Perhaps the Asmodeus I knew was still there, buried under whatever the hell he was now, waiting to be released once more.
“But you are a threat too, brother,” he continued, pacing the room. “You are more than capable of facing whoever this is head on. Do not, for one second, forget who you are. Who the Umbra Fratrum are.”
“Born of Grace, forged in Darkness,” Mal intoned, the first line of the Creed of Shadows sending a shiver up my spine.
“We alone stand between chaos and corruption,” Corson continued, picking up the next line.
“We walk in shadow to preserve the light,” Vine said, his face serious.
They looked to me, four sets of eyes that looked both human and not at the same time.
I knew what came next; I’d said the Creed of Shadows more times than I could possibly count. I had the words tattooed on my body for fuck’s sake.
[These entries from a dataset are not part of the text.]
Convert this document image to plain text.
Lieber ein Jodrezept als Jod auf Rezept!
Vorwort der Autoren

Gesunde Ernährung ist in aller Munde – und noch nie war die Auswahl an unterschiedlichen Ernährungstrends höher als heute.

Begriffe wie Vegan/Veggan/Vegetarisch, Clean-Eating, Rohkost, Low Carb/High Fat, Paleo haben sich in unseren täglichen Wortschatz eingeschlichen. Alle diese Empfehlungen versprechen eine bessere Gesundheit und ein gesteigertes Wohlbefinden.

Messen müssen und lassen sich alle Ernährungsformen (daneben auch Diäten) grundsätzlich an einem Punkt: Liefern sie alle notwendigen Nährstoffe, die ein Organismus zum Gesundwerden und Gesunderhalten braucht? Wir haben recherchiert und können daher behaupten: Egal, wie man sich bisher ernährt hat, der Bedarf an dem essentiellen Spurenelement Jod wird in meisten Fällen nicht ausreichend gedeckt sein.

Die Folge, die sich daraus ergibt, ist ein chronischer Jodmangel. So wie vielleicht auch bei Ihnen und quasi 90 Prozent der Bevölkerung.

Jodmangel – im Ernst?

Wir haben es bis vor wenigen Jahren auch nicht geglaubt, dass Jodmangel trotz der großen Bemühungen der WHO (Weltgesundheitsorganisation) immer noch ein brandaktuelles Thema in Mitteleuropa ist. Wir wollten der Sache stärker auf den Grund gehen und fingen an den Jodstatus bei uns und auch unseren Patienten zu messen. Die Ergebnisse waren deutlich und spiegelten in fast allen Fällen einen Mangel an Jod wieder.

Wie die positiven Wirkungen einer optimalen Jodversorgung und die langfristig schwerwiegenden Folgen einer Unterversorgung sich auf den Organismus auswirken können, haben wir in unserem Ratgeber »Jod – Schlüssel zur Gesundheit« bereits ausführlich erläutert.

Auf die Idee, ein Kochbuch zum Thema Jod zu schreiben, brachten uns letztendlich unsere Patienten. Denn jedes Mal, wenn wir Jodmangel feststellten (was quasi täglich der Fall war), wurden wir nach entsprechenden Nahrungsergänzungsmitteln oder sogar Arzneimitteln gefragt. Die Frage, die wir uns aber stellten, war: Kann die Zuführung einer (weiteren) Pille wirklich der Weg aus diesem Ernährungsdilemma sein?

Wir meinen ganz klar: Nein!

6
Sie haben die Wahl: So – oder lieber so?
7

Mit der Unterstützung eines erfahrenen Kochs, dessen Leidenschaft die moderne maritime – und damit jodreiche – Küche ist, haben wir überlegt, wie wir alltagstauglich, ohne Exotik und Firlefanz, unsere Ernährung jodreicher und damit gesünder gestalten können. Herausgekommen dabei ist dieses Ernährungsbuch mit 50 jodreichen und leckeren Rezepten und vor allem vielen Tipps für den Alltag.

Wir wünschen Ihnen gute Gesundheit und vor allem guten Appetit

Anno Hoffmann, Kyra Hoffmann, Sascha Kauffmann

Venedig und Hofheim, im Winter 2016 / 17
But it wasn’t enough to simply know the words. I had to believe them. I had to believe that what Modi said was true.
That the Order of the Broken Veil was going to rue the day they thought they could go against my crew and win.
That their souls would scream in Hell for eternity.
“We are the Umbra Fratrum,” I said, feeling those words down to my very core. “And we don’t fucking lose.”